Альмира Зебзеева,
член союза журналистов России, литературный редактор.
В квартире было три комнаты. До войны две из них занимала наша семья: мама, папа и мы с Юркой. К тому времени, когда отца перевели из города Чусового в Пермь (тогда Молотов), трехлетний брат уже несколько смирился с тем, что кроме него у мамы есть я, и не канючил: «Ма-а, бось ее в мОю яму!» – что означало: «Брось ее в помойную яму».
Года два-три спустя такая перспектива мне уже не грозила. И ссорились с братом мы только тогда, когда отец уезжал в командировку - из-за того, кому спать с мамой. Но она эти ссоры умело гасила, устраивая рядом обоих. Однако когда папу собирали на фронт, мы, маленькие дураки, радовались, что уютное место рядом с мамой освобождается не на неделю, как обычно, а, кажется, на подольше. Отец уехал в свою последнюю командировку. Бессрочную. Насовсем.
В город хлынул поток эвакуированных. Размещали их где только можно, теснили всех. Называлось это «уплотнение» и «подселение». Нам оставили только одну комнату, а однажды, помню, чужие люди жили и в ней тоже. Народу в квартире перебывало множество. Ничего не закрывается, всё наружу, будто наизнанку. Взрослые какие-то - тётя Софа Цвей, например, из города Житомира, большая, большеносая, с большими перстнями на пальцах, и ее мама Тауба Гиршевна, сухонькая, тихая, она меня, спасибо, однажды штопать чулки научила, - в памяти остались, а вот маленькие – нет.
Но ведь были они, дети! Иначе с кем же это мне попало-то первый раз в жизни? Не-ет, не одна, не одна я была в тот злополучный час!
С кем-то таким же трех-четырехлетним мы придумали игру: надо было незаметно забежать в угловую комнату, отщипнуть крошку от лежащего на столе хлеба и выскочить. Мы, конечно, играли, но ведь таились, страшились до трепыхания сердчишек: выходит, понимание, что делаем неладно, уже было. И - по очереди! И - снова! Раз – незаметно, два – незаметно. Наконец, заметили. И всыпали: не бери чужого!
Что уж за игра такая? Голодными вроде не были.
Не были?.. Тогда почему так подробно помнится всё, что ели? Почему даже запахи в памяти живут? Особенно стоек запах вареной капусты. Например, обеденное меню в детской больнице, куда однажды угодила: на первое щи, на второе тушеная капуста, и компот тоже с капустой, потому что его почему-то разливали плохо промытым суповым половником.

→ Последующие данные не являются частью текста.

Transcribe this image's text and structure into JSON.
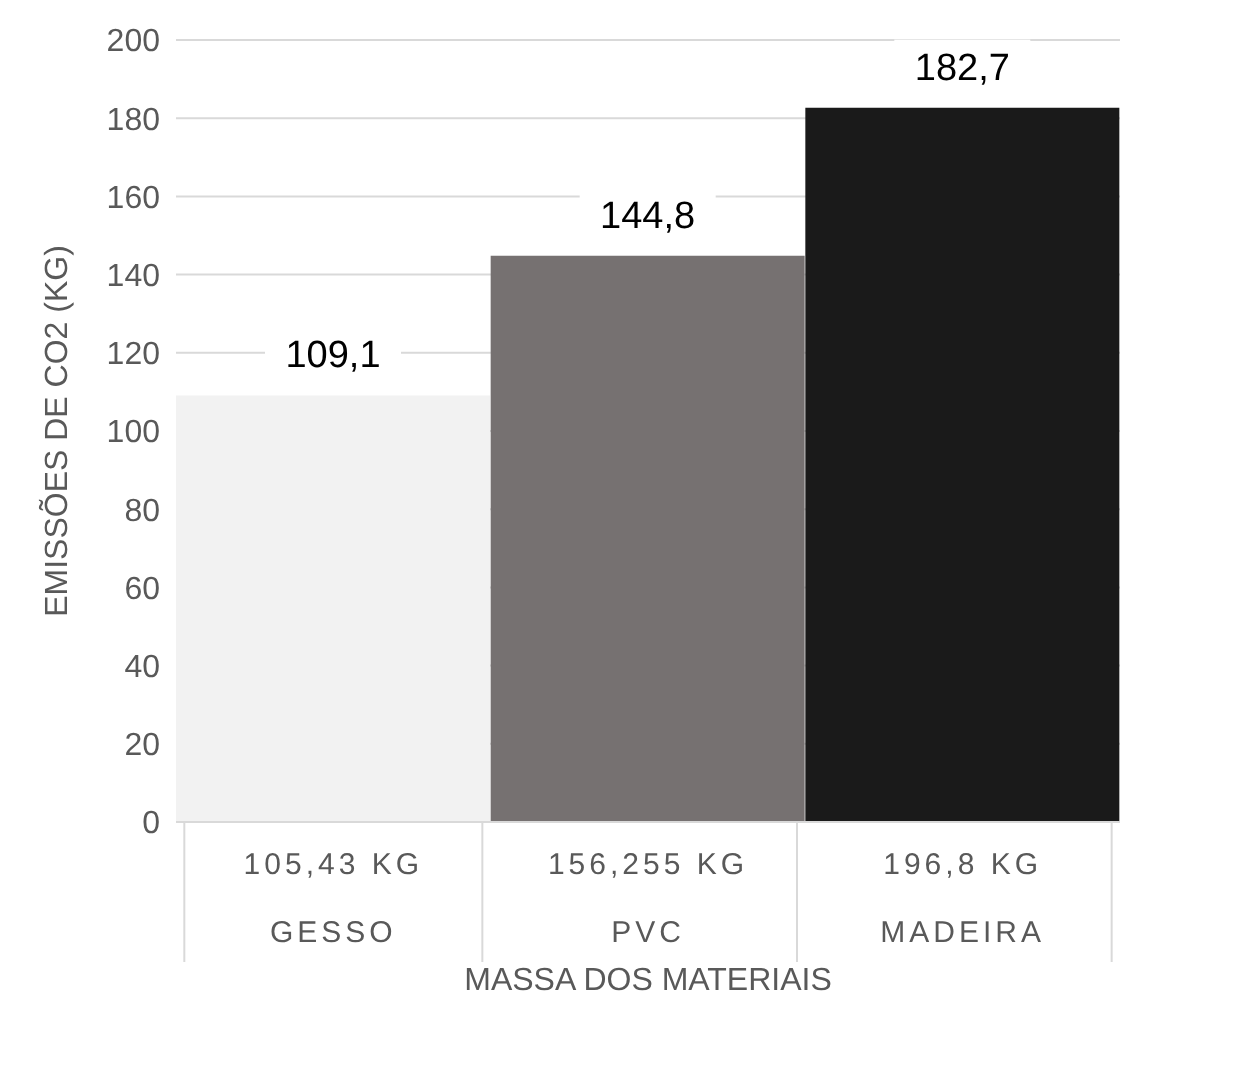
{
  "chart_data": {
    "type": "bar",
    "xlabel": "MASSA DOS MATERIAIS",
    "ylabel": "EMISSÕES DE CO2 (KG)",
    "categories": [
      "105,43 KG\nGESSO",
      "156,255 KG\nPVC",
      "196,8 KG\nMADEIRA"
    ],
    "values": [
      109.1,
      144.8,
      182.7
    ],
    "colors": [
      "#f2f2f2",
      "#767171",
      "#1a1a1a"
    ],
    "value_labels": [
      "109,1",
      "144,8",
      "182,7"
    ],
    "ylim": [
      0,
      200
    ],
    "yticks": [
      0,
      20,
      40,
      60,
      80,
      100,
      120,
      140,
      160,
      180,
      200
    ],
    "grid": "y"
  }
}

Детсад, лагеря, школьные столовки. На казенной еде спаслись и выросли. Мама вспоминала, как, отправляя нас первый раз в лагерь в Полазну (мне – четыре, Юрке – семь), передала вдогонку пирожок. Тетка-воспитатель долго ходила с этим пирогом по пароходику, выясняя, кому его следует отдать. Мы точно знали, что нам, но оба почему-то притаились, промолчали. Очень уж, видно, пришиблены были первой большой разлукой с домом, непривычной обстановкой. А потом – один раз в лето – мама к нам приехала. И я вынесла ей в кармашке трусиков (она нам шила такие трусишки, отделанные беечкой, с карманчиком на пузе) угощение - печенюшку от полдника. Как она всю жизнь эту печенюшку вспоминала!..
Там же, в летних спасительных ссылках, нас непременно прививали от очередной детской заразы. Укол в попу – и сразу же тебе утешительный финик в рот. Интересно, откуда взялись эти финики.
Вообще-то мы тогда ели всё, что росло под ногами.
Обсасывали сладкие цветки «кашки» - белого клевера. Жевали, кривясь и жмурясь, кислую заячью капусту. А конский щавель! И еще «калачики» отыскивали в каких-то подзаборных цветах, похожих на мальву: надо было развернуть зелененькую обертку, а там таилось крохотное колесико странного вкуса. Как только не травились? Может, маленьким людям еще присуще звериное чутье? Одному мальчишке, правда, оно изменило: наелся-таки волчьих ягод, его увезли из лагеря в город, а спасли или нет – не знаю.
В родительские дни, когда к другим приезжали, а к тебе нет, в обед утягивала корку черного хлеба и сосала ее, делая вид, что это шоколадная конфета, которую тебе якобы тоже привезли или передали. И чего было врать-то?
В первом классе (это 1944-й год) на большой перемене разносили завтрак – полкусочка хлеба, сверху ложка сахарного песку. Кружка чаю из котла, который волокут следом. Как-то раз я вызвалась отнести завтраки эти однокласснице, проболевшей три дня. Три кусочка, посыпанных песком, сложила в бочок школьной сумки друг на дружку. Тащилась долго, в конец поселка. Выгребали размокший хлеб ложкой.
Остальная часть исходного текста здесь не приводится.